枢機卿によれば、隣人に向かう慈善と愛への献身は、祈りに支えられていなければならない。さもないと「盲目的な行動主義や世界を改革したいという熱狂的な欲望」になりかねないという。

 

宗教の違いを、他者を排斥する口実として利用することは信仰に反している。何故なら「神はいかなる人も排除しないからです。」と枢機卿は付け加える。他者を排斥することは「わたしたちを神から引き離す壁を作ることです。これこそが原罪なのです。」

 

教会の使命はその反対に「このような壁に打ち勝つ手助けをすること」にあり、壁は「神と隣人の双方から」人間を排除するものに他ならない、とミュラー枢機卿は述べた。 (以上)

Cardinal Muller: Love means giving witness, not proselytizing

By Junno Arocho Esteves  Catholic News Service

2.25.2016

 

VATICAN CITY (CNS) -- Christians are called not to proselytize to migrants nor simply offer material aid, but rather give witness to Jesus Christ through love of one's neighbor, said the prefect of the Congregation for the Doctrine of the Faith.

 

Cardinal Gerhard Muller said that proselytism "is practically a manipulation of the conscience" and that the church's mission is to help mankind relate to and love those escaping war and persecution.

"The mission of the church is to give witness to Jesus Christ. It would be a way of despising someone if I said: 'You only have material needs,'" Cardinal Muller said Feb. 25 at an international conference held at the Vatican.

 

The two-day conference reflected on Pope Benedict XVI's first encyclical, "Deus Caritas Est" on charity ("God Is Love") and the relevance of the Christian perspective of love in today's world.

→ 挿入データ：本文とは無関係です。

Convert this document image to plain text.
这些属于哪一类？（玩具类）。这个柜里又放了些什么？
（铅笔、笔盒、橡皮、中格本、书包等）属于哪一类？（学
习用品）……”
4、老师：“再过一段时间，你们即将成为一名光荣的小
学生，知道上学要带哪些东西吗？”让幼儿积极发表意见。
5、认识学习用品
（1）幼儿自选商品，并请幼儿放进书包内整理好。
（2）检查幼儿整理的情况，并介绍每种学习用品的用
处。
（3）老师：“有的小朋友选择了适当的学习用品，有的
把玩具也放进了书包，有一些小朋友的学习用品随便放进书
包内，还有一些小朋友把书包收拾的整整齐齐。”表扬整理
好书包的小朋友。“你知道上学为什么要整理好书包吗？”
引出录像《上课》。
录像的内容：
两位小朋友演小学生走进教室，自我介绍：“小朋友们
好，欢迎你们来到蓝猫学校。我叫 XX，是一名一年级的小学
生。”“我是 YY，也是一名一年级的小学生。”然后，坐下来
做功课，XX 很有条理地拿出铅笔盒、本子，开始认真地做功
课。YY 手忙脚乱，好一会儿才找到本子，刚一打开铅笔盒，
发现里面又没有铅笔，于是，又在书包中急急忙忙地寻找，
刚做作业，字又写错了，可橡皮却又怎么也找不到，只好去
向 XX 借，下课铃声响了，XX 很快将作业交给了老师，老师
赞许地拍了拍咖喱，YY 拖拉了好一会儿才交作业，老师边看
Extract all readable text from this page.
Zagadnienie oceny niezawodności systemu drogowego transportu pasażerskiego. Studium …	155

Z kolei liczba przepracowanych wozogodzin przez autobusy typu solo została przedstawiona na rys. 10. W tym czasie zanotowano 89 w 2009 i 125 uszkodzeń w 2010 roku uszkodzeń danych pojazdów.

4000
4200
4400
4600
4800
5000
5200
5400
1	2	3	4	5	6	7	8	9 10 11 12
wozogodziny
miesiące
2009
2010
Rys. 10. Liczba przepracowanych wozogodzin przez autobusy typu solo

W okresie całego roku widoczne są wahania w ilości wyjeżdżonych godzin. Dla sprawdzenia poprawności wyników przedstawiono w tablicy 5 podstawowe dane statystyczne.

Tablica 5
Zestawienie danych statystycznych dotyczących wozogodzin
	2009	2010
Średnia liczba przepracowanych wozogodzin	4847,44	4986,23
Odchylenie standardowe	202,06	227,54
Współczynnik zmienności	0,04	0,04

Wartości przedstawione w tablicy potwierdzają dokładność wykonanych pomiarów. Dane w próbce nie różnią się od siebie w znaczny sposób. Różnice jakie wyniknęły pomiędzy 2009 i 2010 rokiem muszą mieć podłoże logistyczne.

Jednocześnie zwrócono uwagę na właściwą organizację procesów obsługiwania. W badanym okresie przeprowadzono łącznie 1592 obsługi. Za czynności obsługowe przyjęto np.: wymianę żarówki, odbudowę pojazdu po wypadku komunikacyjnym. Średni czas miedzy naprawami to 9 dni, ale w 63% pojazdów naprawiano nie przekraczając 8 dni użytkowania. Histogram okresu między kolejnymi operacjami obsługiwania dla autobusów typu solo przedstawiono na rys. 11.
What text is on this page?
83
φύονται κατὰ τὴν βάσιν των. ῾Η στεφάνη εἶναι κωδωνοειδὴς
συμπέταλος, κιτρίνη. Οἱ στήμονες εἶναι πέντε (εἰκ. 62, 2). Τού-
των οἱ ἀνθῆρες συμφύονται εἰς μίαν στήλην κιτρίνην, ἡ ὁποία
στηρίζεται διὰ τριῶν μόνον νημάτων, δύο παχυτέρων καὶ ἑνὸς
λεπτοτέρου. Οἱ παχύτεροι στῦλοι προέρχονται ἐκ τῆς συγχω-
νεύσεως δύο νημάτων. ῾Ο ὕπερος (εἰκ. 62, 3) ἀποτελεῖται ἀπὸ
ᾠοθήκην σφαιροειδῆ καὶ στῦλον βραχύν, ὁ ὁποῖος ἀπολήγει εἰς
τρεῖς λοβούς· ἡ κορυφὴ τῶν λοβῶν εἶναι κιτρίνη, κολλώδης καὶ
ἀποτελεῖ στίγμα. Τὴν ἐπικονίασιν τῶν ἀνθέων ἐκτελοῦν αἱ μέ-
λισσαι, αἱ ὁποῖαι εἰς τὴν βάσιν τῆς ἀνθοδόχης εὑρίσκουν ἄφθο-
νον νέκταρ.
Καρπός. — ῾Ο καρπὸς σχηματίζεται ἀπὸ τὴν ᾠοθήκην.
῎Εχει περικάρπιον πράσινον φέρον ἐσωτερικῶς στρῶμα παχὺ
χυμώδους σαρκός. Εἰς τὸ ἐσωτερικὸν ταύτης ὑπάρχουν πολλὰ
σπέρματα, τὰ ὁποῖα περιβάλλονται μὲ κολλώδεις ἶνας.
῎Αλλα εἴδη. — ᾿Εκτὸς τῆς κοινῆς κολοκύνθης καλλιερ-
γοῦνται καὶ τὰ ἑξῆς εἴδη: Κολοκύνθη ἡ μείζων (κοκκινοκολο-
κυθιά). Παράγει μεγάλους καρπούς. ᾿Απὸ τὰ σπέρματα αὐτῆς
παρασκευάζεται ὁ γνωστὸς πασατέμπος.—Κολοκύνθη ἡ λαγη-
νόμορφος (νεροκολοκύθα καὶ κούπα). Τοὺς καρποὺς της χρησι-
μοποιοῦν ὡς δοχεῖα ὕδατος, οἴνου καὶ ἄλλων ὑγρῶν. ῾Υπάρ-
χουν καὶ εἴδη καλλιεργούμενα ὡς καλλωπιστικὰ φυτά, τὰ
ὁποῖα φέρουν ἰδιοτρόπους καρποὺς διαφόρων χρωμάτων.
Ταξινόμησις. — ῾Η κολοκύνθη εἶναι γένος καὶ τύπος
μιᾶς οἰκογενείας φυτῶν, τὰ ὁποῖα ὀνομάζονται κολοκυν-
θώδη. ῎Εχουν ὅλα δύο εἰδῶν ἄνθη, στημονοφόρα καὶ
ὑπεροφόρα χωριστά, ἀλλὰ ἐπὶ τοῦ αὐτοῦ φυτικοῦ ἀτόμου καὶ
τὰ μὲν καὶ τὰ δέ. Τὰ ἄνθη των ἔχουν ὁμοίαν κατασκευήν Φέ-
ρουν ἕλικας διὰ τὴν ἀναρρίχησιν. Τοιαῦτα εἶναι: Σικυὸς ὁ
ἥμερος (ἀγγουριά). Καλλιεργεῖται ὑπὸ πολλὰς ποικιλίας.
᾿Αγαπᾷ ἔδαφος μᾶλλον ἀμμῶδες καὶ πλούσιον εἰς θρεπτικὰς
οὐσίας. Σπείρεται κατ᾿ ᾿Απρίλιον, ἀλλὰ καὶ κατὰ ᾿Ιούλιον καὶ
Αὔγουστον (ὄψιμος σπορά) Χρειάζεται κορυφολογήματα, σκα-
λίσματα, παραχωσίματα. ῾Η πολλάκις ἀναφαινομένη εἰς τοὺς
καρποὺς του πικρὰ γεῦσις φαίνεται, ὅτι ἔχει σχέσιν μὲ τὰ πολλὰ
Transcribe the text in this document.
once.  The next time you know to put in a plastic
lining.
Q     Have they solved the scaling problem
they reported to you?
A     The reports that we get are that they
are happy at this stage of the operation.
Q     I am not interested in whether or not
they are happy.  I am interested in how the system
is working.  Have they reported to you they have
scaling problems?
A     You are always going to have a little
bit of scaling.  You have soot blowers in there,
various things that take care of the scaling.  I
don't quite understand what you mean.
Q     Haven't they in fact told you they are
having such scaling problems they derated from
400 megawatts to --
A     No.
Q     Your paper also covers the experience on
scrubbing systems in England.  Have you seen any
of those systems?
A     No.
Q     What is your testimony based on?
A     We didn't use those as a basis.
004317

Jesus' commandment to love one's neighbor, he said, is a call for Christians to manifest God's love to others, particularly through works of charity. However, in addressing the needs of migrants, Christians are called to help "without hidden intentions."

 

"We must not use the charity we practice and transform it into an instrument of proselytism," he said. "An expert Christian knows when it is time to speak about God and when it is best to keep quiet. Sometimes a silent witness is the best witness of the love of God."

 

The cardinal noted that in his native Germany, where thousands of migrants from Muslim-majority countries have been received, the authentic witness of love through charity has caused migrants to inquire about the Christian faith without imposing one's beliefs on them.

 

"There are among these migrants, the majority of whom are Muslim, who ask, 'Why are Christians -- and not our fellow Muslims -- helping us?' The love of neighbor is a starting point to the love of God because God, through Jesus Christ, is the cause and essence of our love toward our neighbor," the cardinal said.

 

The commitment of charity and love toward one's neighbor, he said, must be sustained by prayer or risks becoming "blind activism and a fanatical desire to reform the world."

 

Using religious differences as a pretext to exclude others is contrary to faith because "God does not exclude anyone," he added. Excluding others "builds a wall that separates us from God; this is the original sin."

 

Cardinal Muller said that instead, the church's mission is "to help overcome these walls" that only serve to exclude humankind "from both God and neighbor."